Gemcitabine has modest activity in the treatment of advanced pancreatic cancer and is a potent radiosensitizer. We conducted a Phase I trial to determine the maximum tolerated dose of weekly gemcitabine delivered concurrently with radiation therapy for the treatment of locally advanced adenocarcinoma of the pancreatic head and to assess the treatment-related toxic effects associated with such a regimen. Eighteen patients with pathologically proven, locally advanced adenocarcinoma of the pancreatic head were enrolled in this study. Patients received seven weekly doses of gemcitabine with 3000 cGy of external beam radiation therapy delivered during the first 2 weeks of therapy. Six patients received gemcitabine at 350 mg/m(2)/week, nine at 400 mg/m(2)/week, and three at 500 mg/m(2)/week. Grade 3-4 hematological toxicity was observed in over half the patients treated.
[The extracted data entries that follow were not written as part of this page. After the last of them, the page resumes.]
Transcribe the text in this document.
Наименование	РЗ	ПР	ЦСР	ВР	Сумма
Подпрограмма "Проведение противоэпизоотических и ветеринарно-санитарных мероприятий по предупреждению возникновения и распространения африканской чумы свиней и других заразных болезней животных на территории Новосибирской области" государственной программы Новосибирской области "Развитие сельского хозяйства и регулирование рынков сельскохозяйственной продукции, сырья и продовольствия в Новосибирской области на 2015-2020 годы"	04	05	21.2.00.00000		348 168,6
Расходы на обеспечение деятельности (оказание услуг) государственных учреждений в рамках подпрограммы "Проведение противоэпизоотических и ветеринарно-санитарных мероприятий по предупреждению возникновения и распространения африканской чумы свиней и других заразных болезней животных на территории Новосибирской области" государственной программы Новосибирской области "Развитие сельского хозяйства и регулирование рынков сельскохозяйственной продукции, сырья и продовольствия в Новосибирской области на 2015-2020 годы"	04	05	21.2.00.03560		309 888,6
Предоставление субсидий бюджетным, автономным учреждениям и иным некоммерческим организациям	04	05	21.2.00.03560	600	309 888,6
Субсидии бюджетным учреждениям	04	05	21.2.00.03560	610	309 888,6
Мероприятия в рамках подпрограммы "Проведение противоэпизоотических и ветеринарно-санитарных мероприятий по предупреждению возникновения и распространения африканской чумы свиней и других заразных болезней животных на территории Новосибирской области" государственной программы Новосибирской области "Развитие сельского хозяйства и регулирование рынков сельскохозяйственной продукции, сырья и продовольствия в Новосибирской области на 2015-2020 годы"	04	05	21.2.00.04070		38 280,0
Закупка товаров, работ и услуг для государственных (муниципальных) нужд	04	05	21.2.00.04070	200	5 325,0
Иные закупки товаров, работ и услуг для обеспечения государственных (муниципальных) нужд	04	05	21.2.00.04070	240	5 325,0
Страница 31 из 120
Nonhematological toxicities were significant and included fatigue, anorexia, nausea, vomiting, and dehydration. Forty-four % of the patients required admission to the hospital for management of nausea/vomiting and dehydration. The risk of hospitalization appeared to be dose-related; all of the three patients treated at 500 mg/m(2)/week required hospital admission during treatment. Seventeen patients were evaluated for response, and eight patients (47%) had evidence of a local anticancer effect. Four of these eight patients (24%) had a partial response to therapy. The median survival for the entire group was 6 months. The 1-year survival rate for patients with an objective response to therapy was 66%. The clinical responses observed in this group of patients suggest gemcitabine is a clinically relevant radiosensitizer in patients with pancreatic adenocarcinoma. However, the toxic effects are significant, suggesting that until dose and scheduling issues are explored further, concomitant administration of gemcitabine and radiation therapy should still be considered investigational.

摘要

吉西他滨在晚期胰腺癌治疗中活性一般,但它是一种有效的放射增敏剂。我们开展了一项I期试验,以确定每周一次吉西他滨与放射治疗同时应用时治疗局部晚期胰头腺癌的最大耐受剂量,并评估该方案相关的治疗毒性。18例经病理证实为局部晚期胰头腺癌的患者入组本研究。患者在治疗的前2周接受7次每周剂量的吉西他滨,同时接受3000 cGy的外照射放疗。6例患者接受350 mg/m²/周的吉西他滨,9例接受400 mg/m²/周,3例接受500 mg/m²/周。超过半数接受治疗的患者出现3 - 4级血液学毒性。非血液学毒性显著,包括疲劳、厌食、恶心、呕吐和脱水。44%的患者因恶心/呕吐和脱水需要住院治疗。住院风险似乎与剂量相关;接受500 mg/m²/周治疗的3例患者在治疗期间均需住院。17例患者接受疗效评估,8例患者(47%)有局部抗癌效果证据。这8例患者中有4例(24%)对治疗有部分缓解。整个组的中位生存期为6个月。对治疗有客观反应的患者1年生存率为66%。该组患者观察到的临床反应表明吉西他滨在胰腺腺癌患者中是一种具有临床意义的放射增敏剂。然而,毒性显著,这表明在进一步探索剂量和给药方案问题之前,吉西他滨与放射治疗的联合应用仍应被视为试验性的。